Tsingy de Bemaraha
"La evolución tuvo quince millones de años a solas aquí; se puso ambiciosa."
Un bosque de agujas de caliza afiladas como navajas que alberga lémures y aves endémicos que no existen en ningún otro lugar del planeta.
No hay manera casual de moverse por el Tsingy. Cada paso es una negociación — con el ángulo de un apoyo para el pie, con el agarre de una cuerda fija, con la toma de conciencia de que la roca bajo tus pies no es simplemente afilada sino imposiblemente afilada, cada pináculo afinándose hasta una punta que podría abrirte la palma con un momento de descuido. Los guías en Bekopaka, el pequeño pueblo al borde de la reserva, lo llaman le Grand Tsingy sin ceremonia, de la manera en que la gente nombra las cosas junto a las que ha vivido toda la vida. Yo lo llamé extraordinario, en voz baja, sobre todo para mí mismo.
El bosque de piedra
El Tsingy de Bemaraha es un Patrimonio de la Humanidad de la UNESCO en el oeste de Madagascar, una meseta de caliza jurásica erosionada hasta convertirse en un laberinto de agujas afiladas — tsingy es una palabra malgache que significa, aproximadamente, donde no se puede caminar descalzo.

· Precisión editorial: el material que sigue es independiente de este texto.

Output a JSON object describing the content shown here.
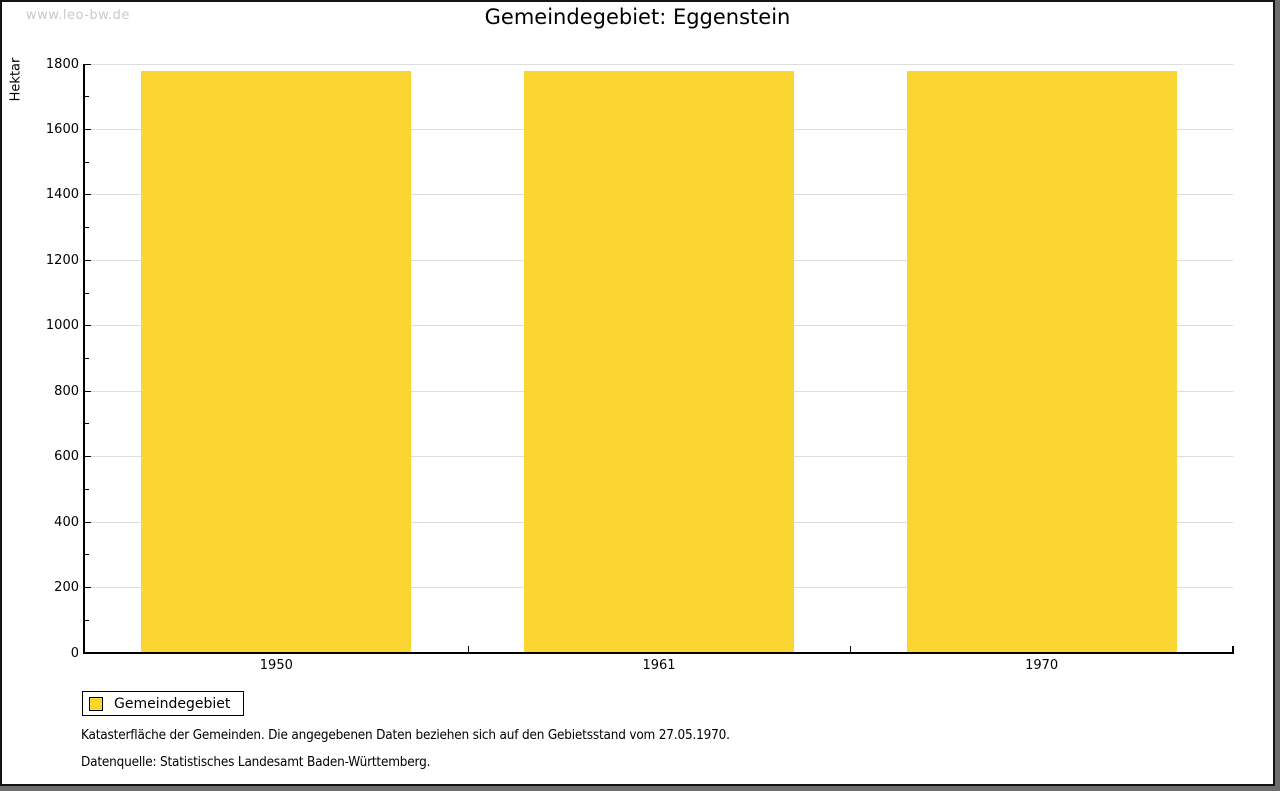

Un nombre acertado. Los pináculos se elevan hasta treinta metros en algunos lugares, sus flancos grises rayados de óxido y sombra mineral blanca, toda la formación esculpida por las lluvias del monzón percolando a través de la roca durante millones de años. Adentrarse en ella es como entrar en una catedral construida por el agua y el tiempo, una que no tiene ningún interés en la comodidad humana.
El parque se divide en dos circuitos: el Petit Tsingy, accesible y bueno para una tarde, y el Grand Tsingy, que exige un día completo y una comodidad genuina con las alturas. Lia echó un vistazo al primer puente colgante — balanceándose ligeramente, tendido entre dos afloramientos sobre una caída cuyo fondo no podía ver — y lo cruzó primero de todas formas, lo cual es característico de ella.
Los habitantes
Lo que me detuvo a mitad del cruce, las dos veces, fueron los lémures. El sifaka de Decken vive aquí en pequeños grupos familiares, con pelajes crema y óxido contra la piedra pálida, y cruzan el tsingy saltando — lanzamientos imposiblemente precisos de aguja en aguja, sin dudar, sin mirar abajo. Vimos a una hembra con una cría aferrada a su espalda salvar una brecha de dos metros sin aparente esfuerzo, aterrizar en un pináculo no más ancho que una mano humana, e inmediatamente ponerse a buscar líquenes. No esperaba sentirme humillado por un primate que pesa tres kilogramos.
El descubrimiento inesperado llegó al mediodía, en la sección más profunda del circuito Grand: un bolsillo de sombra donde los pináculos se apiñan tan cerca que casi ninguna luz llega al suelo del cañón. Hace frío allí, improbablemente fresco dado que llevábamos toda la mañana sudando, y el sonido del mundo de arriba desaparece. De pie en el silencio, noté movimiento en las partes altas — un águila pescadora de Madagascar, enorme y tranquila, navegando el estrecho canal de cielo abierto entre los pináculos. Parecía conocer cada hueco de memoria.
Hacia la reserva
El acceso pasa por Bekopaka después de una carretera difícil desde Morondava — laterita corrugada durante tres horas o más dependiendo de la temporada, jeeps derrapando por lechos de ríos secos. El viaje no es un problema sino un umbral, el tipo de dificultad que filtra a los visitantes casuales y otorga al lugar esa particular calidad de quietud. La comida en los alojamientos de Bekopaka tiende hacia el estofado de zebu y el vary amin’anana, un plato de arroz cocinado con verduras de hoja y la proteína que tenga el cocinero a mano. Después de un día arrastrándote por el tsingy con cuerdas fijas, sabe de manera irrazonable a bueno.
Cuando ir: De mayo a octubre, durante la estación seca de Madagascar. Las carreteras hacia Bekopaka se vuelven intransitables en la estación lluviosa (de noviembre a abril), y el parque cierra. Julio y agosto son los meses más concurridos; mayo, junio y septiembre ofrecen el mismo acceso con menos visitantes.